Wilson was a master of ecclesiastic designs during this time. For two of the Catholic churches designed 15 years apart by he and his practice, St. Cecilia in south Fort Myers and Church of the Resurrection of Our Lord (1983) on Cypress Lake Boulevard, rejected the trend to build large hall-like spaces and instead, adhered to more traditional church plans. Nonetheless Wilson clearly positioned them, inside and out, in the 20th century.
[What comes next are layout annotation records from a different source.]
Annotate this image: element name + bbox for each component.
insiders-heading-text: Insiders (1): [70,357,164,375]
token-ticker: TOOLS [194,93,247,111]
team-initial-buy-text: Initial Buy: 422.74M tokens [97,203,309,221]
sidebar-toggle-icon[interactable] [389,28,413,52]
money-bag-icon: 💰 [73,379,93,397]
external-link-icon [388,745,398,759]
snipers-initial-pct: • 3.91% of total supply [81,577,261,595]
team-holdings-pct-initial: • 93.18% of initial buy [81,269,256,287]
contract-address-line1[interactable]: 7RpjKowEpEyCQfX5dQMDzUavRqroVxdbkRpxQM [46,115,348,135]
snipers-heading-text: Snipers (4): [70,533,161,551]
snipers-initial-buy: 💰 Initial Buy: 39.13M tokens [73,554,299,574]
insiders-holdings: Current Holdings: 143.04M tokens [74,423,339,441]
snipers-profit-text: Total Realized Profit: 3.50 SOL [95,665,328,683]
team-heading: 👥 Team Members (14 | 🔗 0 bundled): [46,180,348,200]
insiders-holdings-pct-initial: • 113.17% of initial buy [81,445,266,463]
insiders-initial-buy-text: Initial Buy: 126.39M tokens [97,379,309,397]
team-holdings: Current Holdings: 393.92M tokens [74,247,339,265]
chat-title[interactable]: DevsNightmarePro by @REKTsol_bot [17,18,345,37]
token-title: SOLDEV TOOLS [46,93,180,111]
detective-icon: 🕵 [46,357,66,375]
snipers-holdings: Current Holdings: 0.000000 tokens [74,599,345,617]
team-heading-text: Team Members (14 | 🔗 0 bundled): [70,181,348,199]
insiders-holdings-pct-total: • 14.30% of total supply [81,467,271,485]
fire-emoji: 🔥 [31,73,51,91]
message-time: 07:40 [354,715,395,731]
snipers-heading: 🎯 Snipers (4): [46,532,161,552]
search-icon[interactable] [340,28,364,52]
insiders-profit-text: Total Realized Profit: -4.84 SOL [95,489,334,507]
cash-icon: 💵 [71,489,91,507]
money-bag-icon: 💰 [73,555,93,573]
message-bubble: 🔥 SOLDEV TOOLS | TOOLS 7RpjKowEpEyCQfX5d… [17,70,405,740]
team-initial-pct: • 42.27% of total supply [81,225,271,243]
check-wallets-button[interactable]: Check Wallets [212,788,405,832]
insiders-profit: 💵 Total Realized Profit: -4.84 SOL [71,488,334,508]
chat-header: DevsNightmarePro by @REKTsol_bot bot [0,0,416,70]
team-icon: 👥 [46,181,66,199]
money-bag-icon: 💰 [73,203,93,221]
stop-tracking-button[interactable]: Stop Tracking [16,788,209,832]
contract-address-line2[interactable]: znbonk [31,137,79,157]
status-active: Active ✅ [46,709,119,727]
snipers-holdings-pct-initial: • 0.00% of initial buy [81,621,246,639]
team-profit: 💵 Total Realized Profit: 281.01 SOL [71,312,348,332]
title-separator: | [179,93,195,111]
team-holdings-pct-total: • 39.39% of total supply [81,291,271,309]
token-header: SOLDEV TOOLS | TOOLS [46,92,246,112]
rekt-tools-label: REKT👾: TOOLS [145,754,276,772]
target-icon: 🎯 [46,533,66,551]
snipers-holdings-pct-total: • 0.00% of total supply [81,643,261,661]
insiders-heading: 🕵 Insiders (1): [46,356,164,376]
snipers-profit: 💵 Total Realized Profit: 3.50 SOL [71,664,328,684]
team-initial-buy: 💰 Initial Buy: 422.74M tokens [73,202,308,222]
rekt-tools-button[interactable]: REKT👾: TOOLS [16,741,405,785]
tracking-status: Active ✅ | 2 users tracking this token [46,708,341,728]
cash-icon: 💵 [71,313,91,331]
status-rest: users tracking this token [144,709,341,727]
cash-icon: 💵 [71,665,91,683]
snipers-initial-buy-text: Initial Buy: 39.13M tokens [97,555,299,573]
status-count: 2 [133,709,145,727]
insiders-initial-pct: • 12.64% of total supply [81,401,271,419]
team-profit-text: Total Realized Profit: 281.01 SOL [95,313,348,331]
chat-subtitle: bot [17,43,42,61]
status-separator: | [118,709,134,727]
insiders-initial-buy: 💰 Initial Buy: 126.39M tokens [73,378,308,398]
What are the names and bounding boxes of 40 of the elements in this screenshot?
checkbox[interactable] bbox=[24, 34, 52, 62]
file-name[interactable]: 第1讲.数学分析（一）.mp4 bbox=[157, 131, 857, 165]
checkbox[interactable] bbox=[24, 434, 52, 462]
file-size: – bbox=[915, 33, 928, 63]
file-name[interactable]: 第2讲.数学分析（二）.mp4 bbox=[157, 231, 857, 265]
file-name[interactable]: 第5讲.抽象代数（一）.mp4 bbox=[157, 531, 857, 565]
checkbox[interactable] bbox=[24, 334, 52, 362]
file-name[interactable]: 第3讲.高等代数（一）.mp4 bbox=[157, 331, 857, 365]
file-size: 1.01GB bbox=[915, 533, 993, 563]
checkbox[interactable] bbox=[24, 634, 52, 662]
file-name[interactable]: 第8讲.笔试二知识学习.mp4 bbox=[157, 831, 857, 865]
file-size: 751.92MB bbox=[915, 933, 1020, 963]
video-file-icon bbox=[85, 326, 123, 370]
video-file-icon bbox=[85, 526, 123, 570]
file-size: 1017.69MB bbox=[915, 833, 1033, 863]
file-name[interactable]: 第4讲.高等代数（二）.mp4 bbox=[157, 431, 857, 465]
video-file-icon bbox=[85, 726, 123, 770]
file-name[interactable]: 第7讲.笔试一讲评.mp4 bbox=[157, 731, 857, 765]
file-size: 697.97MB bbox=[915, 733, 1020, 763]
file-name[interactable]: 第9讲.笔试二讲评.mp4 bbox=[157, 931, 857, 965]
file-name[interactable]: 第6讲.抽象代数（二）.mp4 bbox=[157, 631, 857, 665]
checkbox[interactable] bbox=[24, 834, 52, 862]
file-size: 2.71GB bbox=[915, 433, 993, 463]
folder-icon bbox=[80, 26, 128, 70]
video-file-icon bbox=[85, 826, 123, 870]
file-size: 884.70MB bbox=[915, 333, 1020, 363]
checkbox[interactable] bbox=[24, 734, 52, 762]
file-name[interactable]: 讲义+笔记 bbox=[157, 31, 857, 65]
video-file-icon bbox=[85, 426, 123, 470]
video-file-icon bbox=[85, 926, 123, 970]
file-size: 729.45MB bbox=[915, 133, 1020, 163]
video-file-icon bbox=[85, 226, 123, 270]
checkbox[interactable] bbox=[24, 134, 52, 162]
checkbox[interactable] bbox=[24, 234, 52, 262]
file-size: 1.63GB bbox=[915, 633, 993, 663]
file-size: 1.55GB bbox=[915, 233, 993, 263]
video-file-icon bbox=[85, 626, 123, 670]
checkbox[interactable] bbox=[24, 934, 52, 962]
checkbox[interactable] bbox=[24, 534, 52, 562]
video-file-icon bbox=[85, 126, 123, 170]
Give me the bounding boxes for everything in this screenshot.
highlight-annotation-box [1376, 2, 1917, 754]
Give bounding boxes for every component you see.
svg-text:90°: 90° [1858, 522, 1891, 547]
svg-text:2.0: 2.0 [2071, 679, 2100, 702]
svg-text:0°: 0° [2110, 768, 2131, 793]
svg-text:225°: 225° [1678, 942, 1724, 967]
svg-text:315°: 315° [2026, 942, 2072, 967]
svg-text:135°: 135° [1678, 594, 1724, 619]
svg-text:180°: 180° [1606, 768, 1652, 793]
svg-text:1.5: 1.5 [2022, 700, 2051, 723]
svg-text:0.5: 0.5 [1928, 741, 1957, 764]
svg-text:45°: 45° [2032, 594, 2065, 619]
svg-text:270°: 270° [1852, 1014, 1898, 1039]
In sharp contrast to the lavish and ornate Catholic churches of the past, they are simple and unadorned.

Zion Lutheran Church on Winkler Road, also a Gundersen Wilson design, is a large hall but the ancillary buildings, the walkways and the bell tower — gently abstracted elements of conventional church design — are stunningly handsome.

Often overlooked while driving at high speeds on Cleveland Avenue are the dramatic sloping roofs and walled religious complex of St. Luke’s Episcopal. An award-winning design built in 1969 and designed by McBryde Parker Architects, (now Parker Mudgett Smith Architects), it was cutting edge in its day and only the large white cross on the road identifies it as a place of worship.

Interestingly, the expansive mono-pitched roofs, white walls and internal courtyards don’t architecturally scream “church,” but the covered arched arcades, its chunkiness and the sparseness of details are monastically reminiscent inside and out.

There are countless others as well. Advances in technology allowed religious buildings of the middle century to move away from traditional forms. The architectural vocabulary pushed new limits, representing a crossroads in design that paved the way for even more radical church and temple designs in the later half of the century — McGregor Baptist on Colonial, St. Columbkille on Iona Road and Temple Beth El on south Winkler, to name a few.

And yes, my father was right. When I got my chance, I found ecclesiastical design more fulfilling than any other building type — though admittedly, I was appreciably influenced by the innovative ideas tested by a whole generation of very good architects before me.